Web application architecture and the write-read-boundary
Dataflow and the write-read boundary
If we look at how the data flows through applications in production systems, it typically passes through some (or all) of the following steps:
- Database
(or .md files, or external service with API) - Build step
(e.g. CI/CD runner) - Web server
(code + perhaps in-memory cache) - CDN
(cache + perhaps edge compute) - Browser
(browser cache + perhaps client-side JS)
It’s a long path from the data source to the user’s browser. In each step, the data is transformed by some code, or cached, or both. In his book Designing Data-Intensive Applications, Martin Kleppmann calls the path from source until the data is stored for eventually being read out, the write-path. Whenever the data changes, it is eagerly pushed down the write-path. Only once a user request comes in, the data is read from there and lazily pulled out – that path from the cache to the user’s browser he calls the read-path.

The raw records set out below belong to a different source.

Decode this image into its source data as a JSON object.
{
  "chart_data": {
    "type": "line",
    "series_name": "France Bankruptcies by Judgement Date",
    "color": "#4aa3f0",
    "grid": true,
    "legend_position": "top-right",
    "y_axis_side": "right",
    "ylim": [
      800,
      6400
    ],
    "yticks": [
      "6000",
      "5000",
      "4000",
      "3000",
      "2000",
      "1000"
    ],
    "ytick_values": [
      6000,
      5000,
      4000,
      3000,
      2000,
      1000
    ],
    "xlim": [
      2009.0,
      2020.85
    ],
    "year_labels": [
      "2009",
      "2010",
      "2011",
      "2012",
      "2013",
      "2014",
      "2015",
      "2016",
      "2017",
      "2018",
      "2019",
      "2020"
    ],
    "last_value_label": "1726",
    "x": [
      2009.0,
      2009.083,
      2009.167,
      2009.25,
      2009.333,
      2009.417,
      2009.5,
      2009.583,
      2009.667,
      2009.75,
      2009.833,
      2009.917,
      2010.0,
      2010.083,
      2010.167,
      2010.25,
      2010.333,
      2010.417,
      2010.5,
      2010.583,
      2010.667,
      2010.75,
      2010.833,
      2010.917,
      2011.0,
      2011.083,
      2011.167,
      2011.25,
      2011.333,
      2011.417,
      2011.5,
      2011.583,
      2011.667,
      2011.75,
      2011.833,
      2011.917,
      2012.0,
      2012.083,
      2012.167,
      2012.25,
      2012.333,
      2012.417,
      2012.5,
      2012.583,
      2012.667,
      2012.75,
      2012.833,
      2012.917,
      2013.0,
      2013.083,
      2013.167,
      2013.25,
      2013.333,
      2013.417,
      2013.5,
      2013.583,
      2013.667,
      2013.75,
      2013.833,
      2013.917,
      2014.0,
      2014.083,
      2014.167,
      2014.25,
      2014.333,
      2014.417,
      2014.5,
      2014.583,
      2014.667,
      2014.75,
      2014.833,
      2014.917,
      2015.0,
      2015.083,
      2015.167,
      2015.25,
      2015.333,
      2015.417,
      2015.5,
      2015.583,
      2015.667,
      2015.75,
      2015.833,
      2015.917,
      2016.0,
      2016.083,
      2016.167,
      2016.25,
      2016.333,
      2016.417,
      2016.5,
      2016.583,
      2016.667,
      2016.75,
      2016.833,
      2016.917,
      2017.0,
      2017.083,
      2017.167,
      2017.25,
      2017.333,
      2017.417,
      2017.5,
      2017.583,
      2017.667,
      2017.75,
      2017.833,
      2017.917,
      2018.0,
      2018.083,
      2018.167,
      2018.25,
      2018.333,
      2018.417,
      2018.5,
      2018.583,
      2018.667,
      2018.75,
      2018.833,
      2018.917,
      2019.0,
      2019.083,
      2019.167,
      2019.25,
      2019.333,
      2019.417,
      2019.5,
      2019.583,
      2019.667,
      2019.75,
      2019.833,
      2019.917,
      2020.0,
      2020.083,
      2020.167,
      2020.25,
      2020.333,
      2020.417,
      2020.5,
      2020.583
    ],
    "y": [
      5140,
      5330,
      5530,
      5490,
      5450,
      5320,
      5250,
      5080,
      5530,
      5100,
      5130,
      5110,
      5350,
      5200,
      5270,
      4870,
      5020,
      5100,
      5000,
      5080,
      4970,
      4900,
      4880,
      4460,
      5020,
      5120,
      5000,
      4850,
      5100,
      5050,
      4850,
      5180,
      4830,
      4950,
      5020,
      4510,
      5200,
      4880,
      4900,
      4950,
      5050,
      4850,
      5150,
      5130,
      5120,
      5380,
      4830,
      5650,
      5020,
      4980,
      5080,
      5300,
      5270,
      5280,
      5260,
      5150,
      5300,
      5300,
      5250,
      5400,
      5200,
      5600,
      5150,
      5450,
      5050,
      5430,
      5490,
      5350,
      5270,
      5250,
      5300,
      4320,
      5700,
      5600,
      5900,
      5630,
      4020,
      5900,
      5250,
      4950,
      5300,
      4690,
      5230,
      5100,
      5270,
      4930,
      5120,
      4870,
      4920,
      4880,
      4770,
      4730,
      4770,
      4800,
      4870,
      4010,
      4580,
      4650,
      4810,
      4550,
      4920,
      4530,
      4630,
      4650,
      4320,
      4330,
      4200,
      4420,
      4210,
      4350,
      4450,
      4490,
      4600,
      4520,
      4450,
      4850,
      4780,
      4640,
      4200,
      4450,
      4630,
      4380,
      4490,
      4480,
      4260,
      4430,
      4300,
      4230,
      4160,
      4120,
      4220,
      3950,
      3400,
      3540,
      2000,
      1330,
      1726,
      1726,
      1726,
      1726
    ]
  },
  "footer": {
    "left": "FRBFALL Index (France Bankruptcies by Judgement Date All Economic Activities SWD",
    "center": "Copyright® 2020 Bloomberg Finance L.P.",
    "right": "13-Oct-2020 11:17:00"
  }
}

The further down in the chain you push the data, the more steps you pre-compute. That means you have more work upfront, but less work once the request comes in, also resulting in a faster response.
Let’s call the place where the write-path and read-path meet the write-read boundary. Changing your architecture and moving that boundary around leads to very different performance characteristics. Let’s look at a few examples.
Static site on CDN
The dataflow for a statically generated site deployed with GitHub Pages, like we did in the beginning, looks as follows:
- Source: Markdown files directly in the repo
- Build step running in GitHub Actions
- Deploy to GitHub’s CDN
- Browser (GitHub Pages sets
Cache-Control
headers with time-to-live of 10 minutes)
If the user visited the page already within the last 10 minutes, it will still be in their browser cache and can be read from there. In that case, the write-read boundary is the browser cache. If it’s not cached there, the browser will download it from the CDN. In that case the write-read boundary is the CDN cache.
Either way, the write-read boundary is very close to the user. That’s why the website is very fast – at the cost of having to statically pre-compute the whole page ahead of time.
Server-rendered page with database
The Dataflow of a page served by a typical PHP or Ruby on Rails website (or if we had used a real database in the previous chapter) is as follows:
- Source: SQL database
- Web server merging the data with a template
- Browser
This is the other extreme, where the normal case for pages is that the write-read boundary is at the very top: the database. It’s nice that nothing needs to be pre-computed, and every page can be dynamically tailored to the user making the request. But it also means that every request has to go all the way to the central database and back. This may not only be slow, but also puts a lot of stress on your servers if you have hundreds of thousands of requests coming in per second.
To speed things up, you can move the write-read boundary close to the user. If you are okay with the tradeoffs, using the HTTP Cache-Control
header to leverage the browser cache (and potentially a CDN) is a good first step.
What a lot of companies end up doing as their business grows, and their website receives more and more traffic, is to add more web servers (horizontal scaling). But having a central database as a single source of truth then often requires them to take load off that database by adding caches further down, thereby moving the write-read boundary closer to the user. Typically, they either add an in-memory cache on each web server, or a distributed cache like Redis that can be shared across all the web servers, or both.
Alternative architectures
The static site case, and the server with a central database, are just the two most common web application architectures. But there’s a lot more that can be done, for example with different kinds of databases (e.g. distributed databases, key-value stores, etc.), with queues (e.g. Event Sourcing), or with moving the computation itself to the CDN (known as “edge computing”) – each with its own different sets of trade-offs.